State Economic Activity Index Annual Growth Rate – last 3 months (sea. adj. ann. rate) New England 5.8 Plains 0.6 South Central 2.6 Pacific 0.6 Mid Atlantic 1.9 South Atlantic 0.5 Great Lakes 1.5 Rocky Mountain -0.2 Source: Philadelphia Federal Reserve Bank
The significant regional changes as the economy emerges from the summer economic slowdown are the return to recession in the Rocky Mountains and the extremely high growth pace in New England. The Mountain States are being battered by low commodity volume and prices during the spring and summer and a rising wave of residential foreclosures. Both are temporary. Commodity prices have recently strengthened and the foreclosure surge will ebb in 2011. New England has the right economic mix for the late 2010 economy. This includes a small construction sector, a modest size manufacturing sector and outsize technology, education and healthcare sectors.

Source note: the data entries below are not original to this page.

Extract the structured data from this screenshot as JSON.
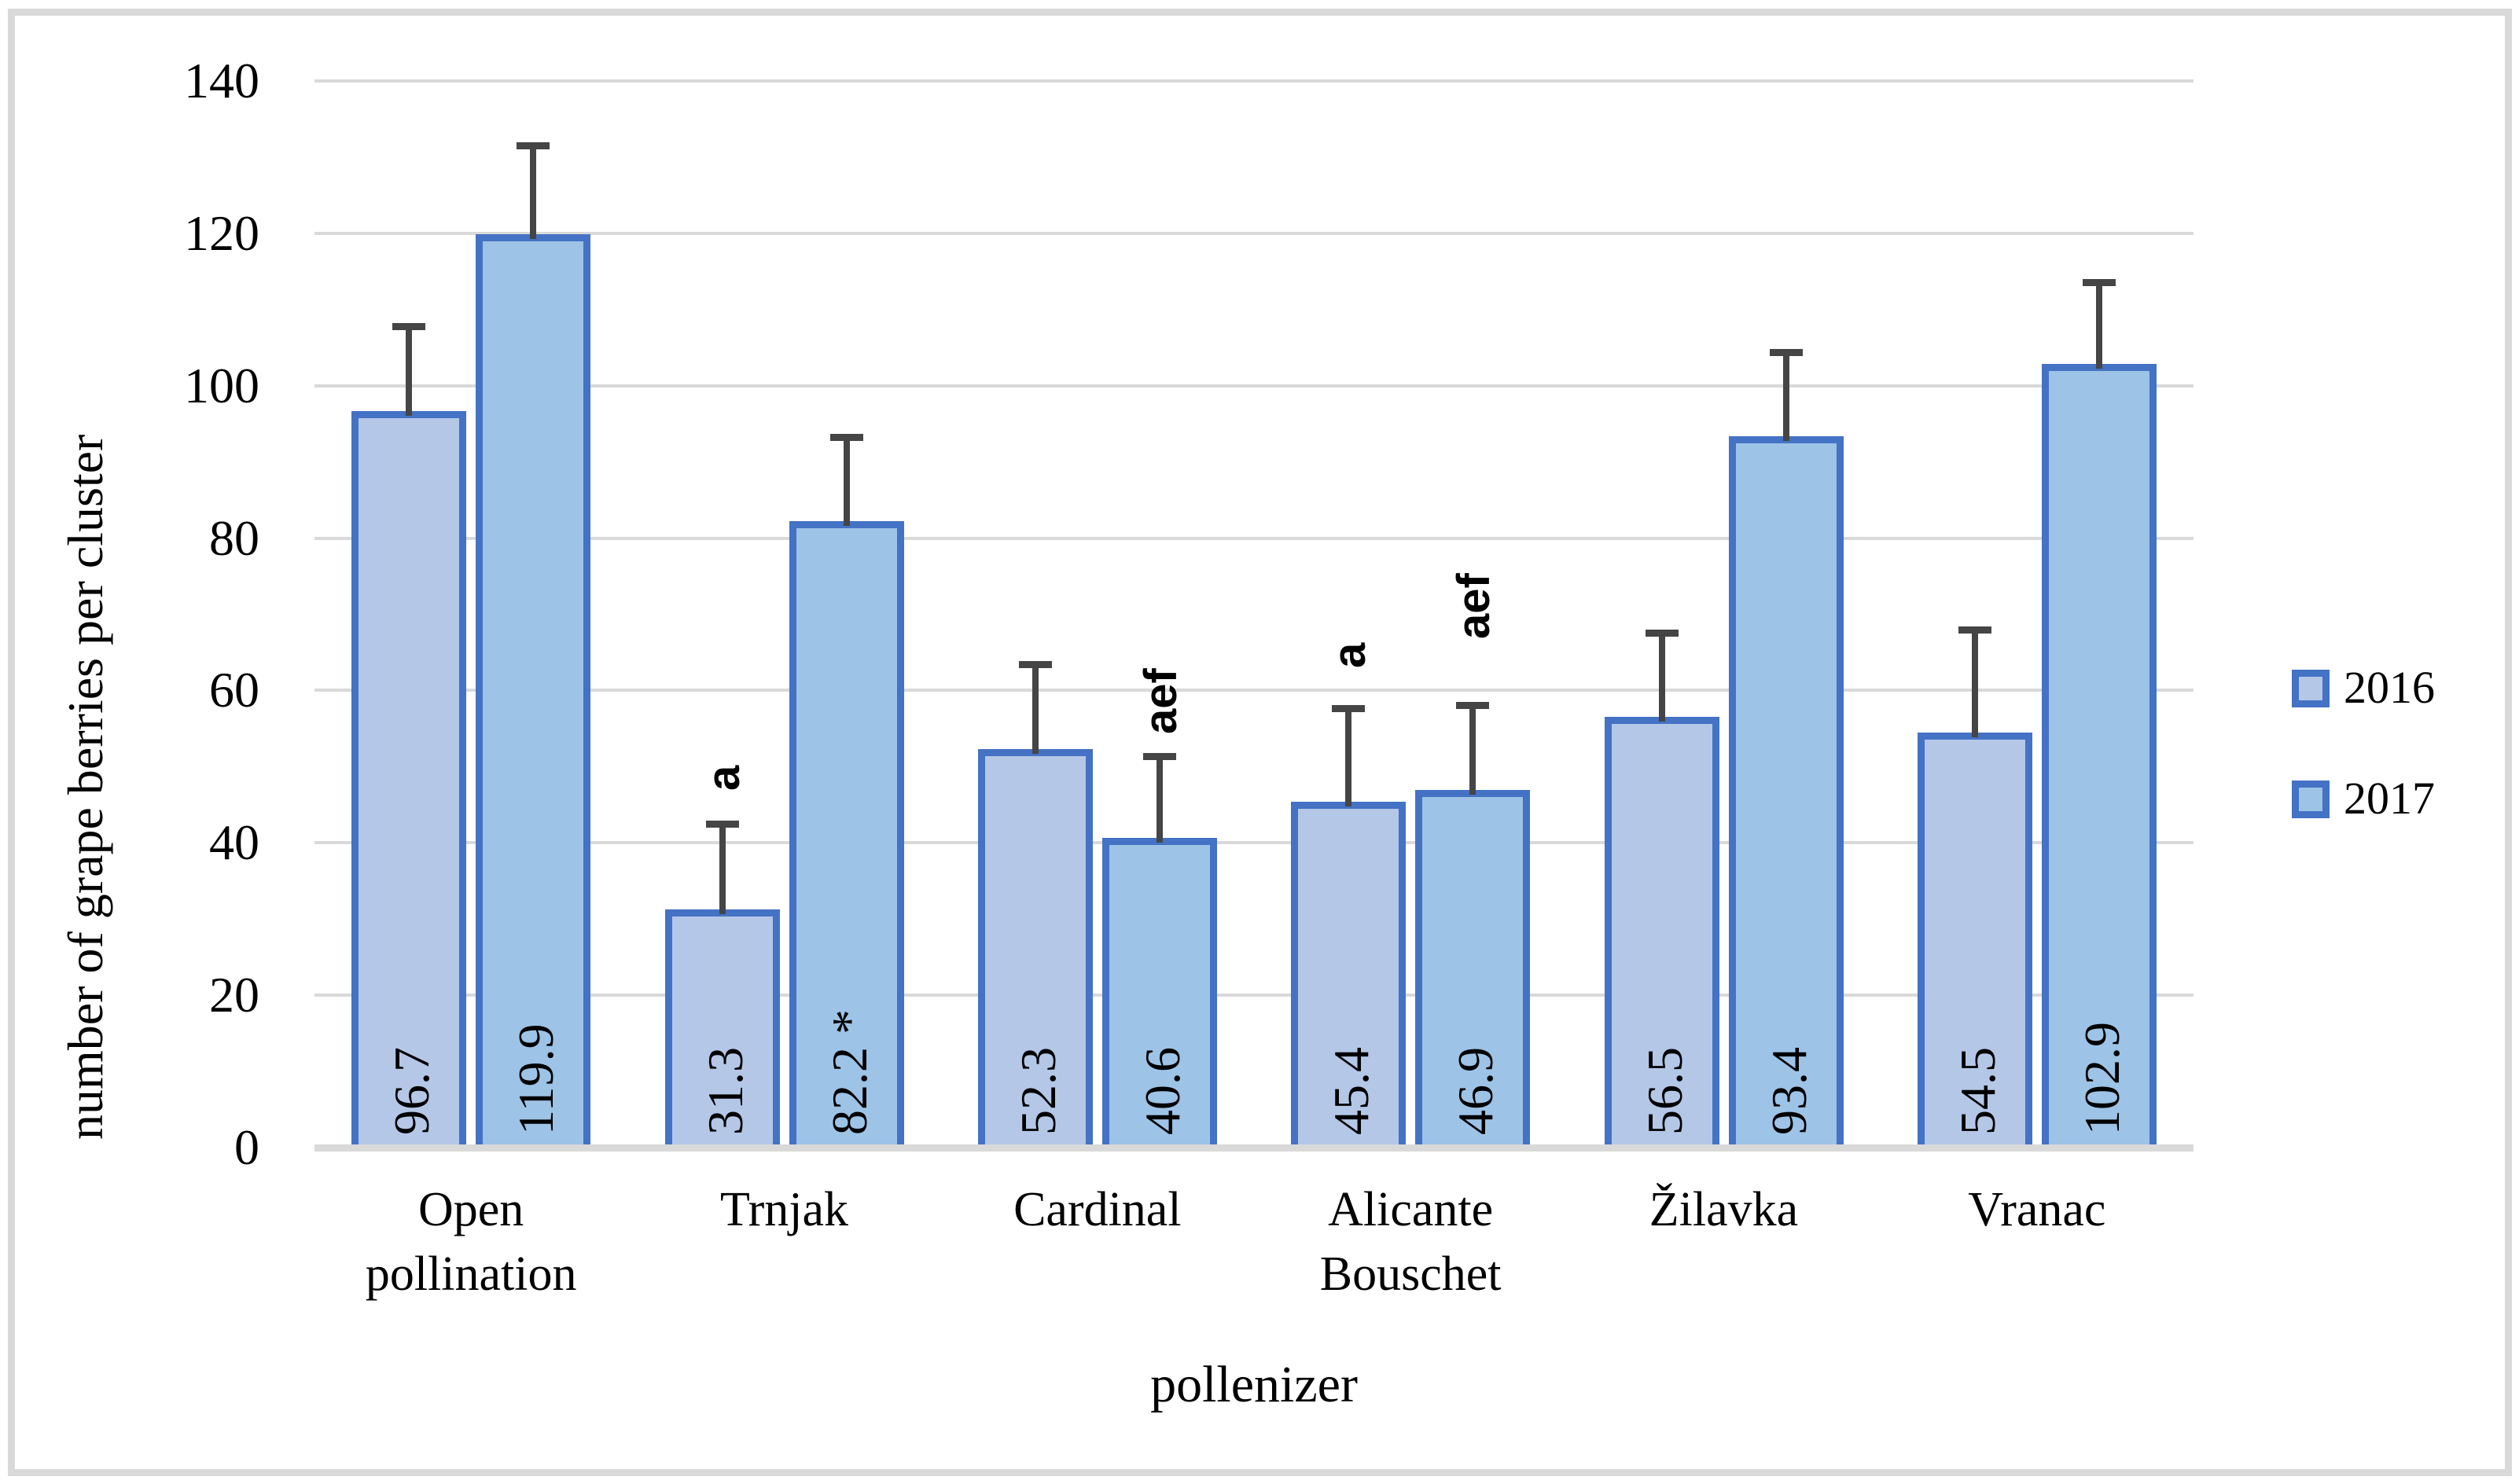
{
  "figure": {
    "background": "#FFFFFF",
    "border_color": "#D9D9D9"
  },
  "chart_data": {
    "type": "bar",
    "title": "",
    "xlabel": "pollenizer",
    "ylabel": "number of grape berries per cluster",
    "ylim": [
      0,
      140
    ],
    "ytick_step": 20,
    "yticks": [
      0,
      20,
      40,
      60,
      80,
      100,
      120,
      140
    ],
    "grid": "horizontal",
    "legend_position": "center-right",
    "categories": [
      "Open pollination",
      "Trnjak",
      "Cardinal",
      "Alicante Bouschet",
      "Žilavka",
      "Vranac"
    ],
    "category_label_lines": [
      [
        "Open",
        "pollination"
      ],
      [
        "Trnjak"
      ],
      [
        "Cardinal"
      ],
      [
        "Alicante",
        "Bouschet"
      ],
      [
        "Žilavka"
      ],
      [
        "Vranac"
      ]
    ],
    "series": [
      {
        "name": "2016",
        "fill": "#B4C7E7",
        "border": "#4472C4",
        "values": [
          96.7,
          31.3,
          52.3,
          45.4,
          56.5,
          54.5
        ],
        "value_labels": [
          "96.7",
          "31.3",
          "52.3",
          "45.4",
          "56.5",
          "54.5"
        ],
        "error_upper": [
          11.1,
          11.2,
          11.1,
          12.3,
          11.1,
          13.5
        ],
        "sig_letters": [
          "",
          "a",
          "",
          "a",
          "",
          ""
        ],
        "sig_letter_gap_px": [
          0,
          42,
          0,
          51,
          0,
          0
        ],
        "in_bar_markers": [
          "",
          "",
          "",
          "",
          "",
          ""
        ]
      },
      {
        "name": "2017",
        "fill": "#9DC3E6",
        "border": "#4472C4",
        "values": [
          119.9,
          82.2,
          40.6,
          46.9,
          93.4,
          102.9
        ],
        "value_labels": [
          "119.9",
          "82.2",
          "40.6",
          "46.9",
          "93.4",
          "102.9"
        ],
        "error_upper": [
          11.6,
          11.1,
          10.8,
          11.2,
          11.0,
          10.7
        ],
        "sig_letters": [
          "",
          "",
          "aef",
          "aef",
          "",
          ""
        ],
        "sig_letter_gap_px": [
          0,
          0,
          28,
          84,
          0,
          0
        ],
        "in_bar_markers": [
          "",
          "*",
          "",
          "",
          "",
          ""
        ]
      }
    ],
    "legend": [
      "2016",
      "2017"
    ],
    "colors": {
      "error_bar": "#454545",
      "gridline": "#D9D9D9",
      "axis_line": "#D9D9D9",
      "text": "#000000",
      "bar_border": "#4472C4"
    }
  }
}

The growth rates are the state economic growth indexes calculated by the Philadelphia Federal Reserve Bank from state employment and income data which are benchmarked to approximately track national GDP growth. State growth rates are currently below the national growth rate because most of the 3rd quarter GDP gain was due to inventory restocking. This data is not available at the state level.

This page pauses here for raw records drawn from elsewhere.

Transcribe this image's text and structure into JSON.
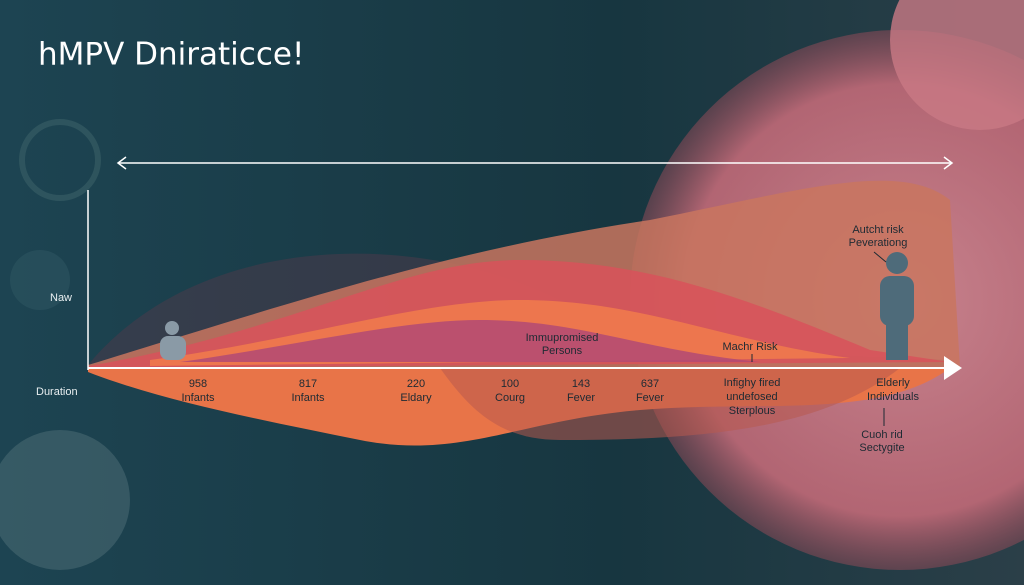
{
  "title": "hMPV Dniraticce!",
  "axis": {
    "y_label": "Naw",
    "x_label": "Duration"
  },
  "markers": [
    {
      "lines": [
        "958",
        "Infants"
      ]
    },
    {
      "lines": [
        "817",
        "Infants"
      ]
    },
    {
      "lines": [
        "220",
        "Eldary"
      ]
    },
    {
      "lines": [
        "100",
        "Courg"
      ]
    },
    {
      "lines": [
        "143",
        "Fever"
      ]
    },
    {
      "lines": [
        "637",
        "Fever"
      ]
    },
    {
      "lines": [
        "Infighy fired",
        "undefosed",
        "Sterplous"
      ]
    },
    {
      "lines": [
        "Elderly",
        "Individuals"
      ]
    }
  ],
  "annotations": [
    {
      "lines": [
        "Immupromised",
        "Persons"
      ]
    },
    {
      "lines": [
        "Machr Risk"
      ]
    },
    {
      "lines": [
        "Autcht risk",
        "Peverationg"
      ]
    },
    {
      "lines": [
        "Cuoh rid",
        "Sectygite"
      ]
    }
  ]
}
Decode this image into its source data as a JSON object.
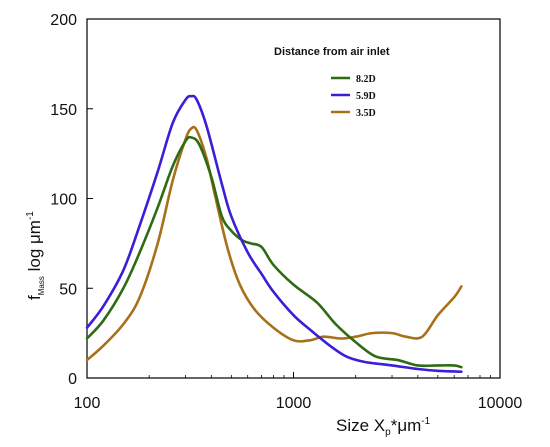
{
  "chart_data": {
    "type": "line",
    "x_scale": "log",
    "xlabel": {
      "main": "Size X",
      "sub": "p",
      "tail": "*μm",
      "sup": "-1"
    },
    "ylabel": {
      "main": "f",
      "sub": "Mass",
      "tail": "  log μm",
      "sup": "-1"
    },
    "xlim": [
      100,
      10000
    ],
    "ylim": [
      0,
      200
    ],
    "x_ticks": [
      {
        "value": 100,
        "label": "100"
      },
      {
        "value": 1000,
        "label": "1000"
      },
      {
        "value": 10000,
        "label": "10000"
      }
    ],
    "y_ticks": [
      {
        "value": 0,
        "label": "0"
      },
      {
        "value": 50,
        "label": "50"
      },
      {
        "value": 100,
        "label": "100"
      },
      {
        "value": 150,
        "label": "150"
      },
      {
        "value": 200,
        "label": "200"
      }
    ],
    "grid": false,
    "legend": {
      "title": "Distance from air inlet",
      "position": "top-right"
    },
    "series": [
      {
        "name": "8.2D",
        "color": "#2e6b12",
        "points": [
          [
            100,
            22
          ],
          [
            120,
            32
          ],
          [
            150,
            50
          ],
          [
            180,
            70
          ],
          [
            220,
            95
          ],
          [
            260,
            118
          ],
          [
            300,
            132
          ],
          [
            320,
            134
          ],
          [
            350,
            130
          ],
          [
            400,
            112
          ],
          [
            450,
            90
          ],
          [
            500,
            82
          ],
          [
            560,
            77
          ],
          [
            620,
            75
          ],
          [
            700,
            73
          ],
          [
            800,
            63
          ],
          [
            1000,
            52
          ],
          [
            1300,
            42
          ],
          [
            1600,
            30
          ],
          [
            2000,
            20
          ],
          [
            2500,
            12
          ],
          [
            3200,
            10
          ],
          [
            4000,
            7
          ],
          [
            5000,
            7
          ],
          [
            6000,
            7
          ],
          [
            6500,
            6
          ]
        ]
      },
      {
        "name": "5.9D",
        "color": "#3a1fd6",
        "points": [
          [
            100,
            28
          ],
          [
            120,
            40
          ],
          [
            150,
            60
          ],
          [
            180,
            85
          ],
          [
            220,
            115
          ],
          [
            260,
            142
          ],
          [
            300,
            155
          ],
          [
            320,
            157
          ],
          [
            340,
            155
          ],
          [
            380,
            140
          ],
          [
            450,
            108
          ],
          [
            500,
            90
          ],
          [
            600,
            70
          ],
          [
            700,
            58
          ],
          [
            800,
            48
          ],
          [
            1000,
            35
          ],
          [
            1200,
            27
          ],
          [
            1500,
            18
          ],
          [
            1800,
            12
          ],
          [
            2200,
            9
          ],
          [
            3000,
            7
          ],
          [
            4000,
            5
          ],
          [
            5000,
            4
          ],
          [
            6500,
            3.5
          ]
        ]
      },
      {
        "name": "3.5D",
        "color": "#a8701a",
        "points": [
          [
            100,
            10
          ],
          [
            120,
            18
          ],
          [
            150,
            30
          ],
          [
            180,
            45
          ],
          [
            220,
            75
          ],
          [
            260,
            110
          ],
          [
            300,
            133
          ],
          [
            320,
            139
          ],
          [
            340,
            138
          ],
          [
            380,
            122
          ],
          [
            420,
            100
          ],
          [
            480,
            72
          ],
          [
            550,
            52
          ],
          [
            650,
            38
          ],
          [
            800,
            28
          ],
          [
            1000,
            21
          ],
          [
            1200,
            21
          ],
          [
            1400,
            23
          ],
          [
            1700,
            22
          ],
          [
            2000,
            23
          ],
          [
            2400,
            25
          ],
          [
            3000,
            25
          ],
          [
            3500,
            23
          ],
          [
            4200,
            23
          ],
          [
            5000,
            35
          ],
          [
            6000,
            45
          ],
          [
            6500,
            51
          ]
        ]
      }
    ]
  }
}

Index Decline from Recent Peak Mid Atlantic -3.5 Pacific -6.3 South Central -3.7 South Atlantic -8.7 New England -3.9 Great Lakes -10.4 Plains -5.2 Rocky Mountain -11.2 Source: Philadelphia Federal Reserve Bank
Ten states experienced lower economic activity in the last three months through October than in the previous three months. This is a consequence of the summer economic slowdown. Most of these states will be expanding again by yearend. New Hampshire and Massachusetts are by far the fastest expanding states. Rhode Island and Maine are also among the top five states. West Virginia, Alaska and Nevada, all commodity dependent states are at the bottom of the list. Growth has picked up significantly in Texas to a 3.5% annual pace. All of the manufacturing dependent states have slipped from the top to the bottom of the state growth rate list in the last few months following the summer stall in manufacturing growth.

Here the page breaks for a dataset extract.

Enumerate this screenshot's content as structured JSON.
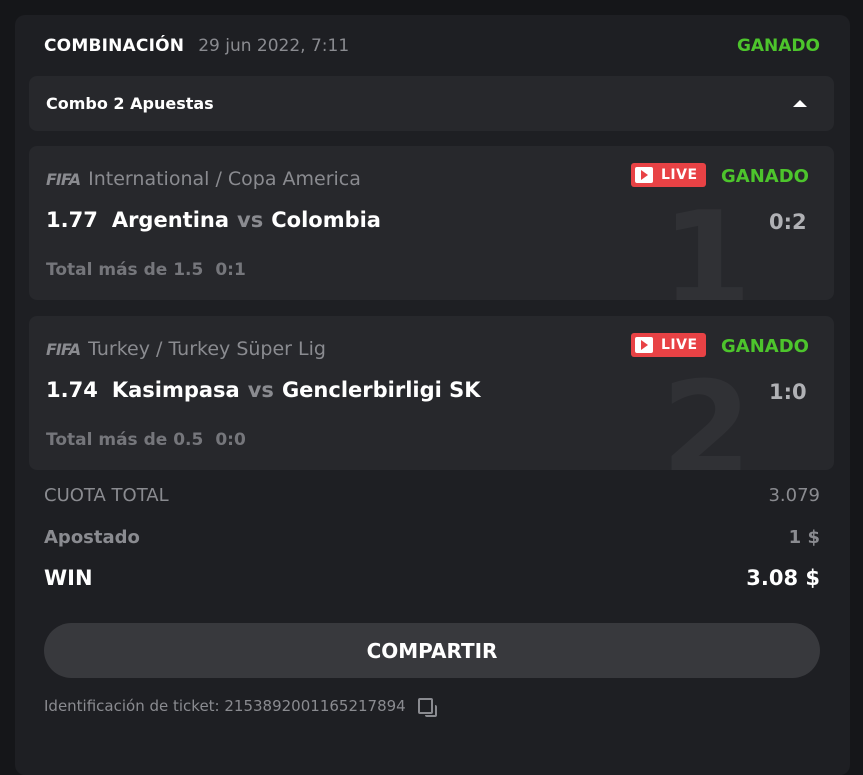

Economic activity indexes remain below the 2007-08 peak level in every state. The gap is 2% or less in, North Dakota, Massachusetts, Minnesota, New Hampshire and New York. The gap is 10% or more in sixteen states, including over 25% in Michigan and Nevada.
California and Illinois, the states with the most severe state budget problems can not blame their problems on the economy. Both are broadly in the average range both for their current economic growth rate and the severity of the recent recession.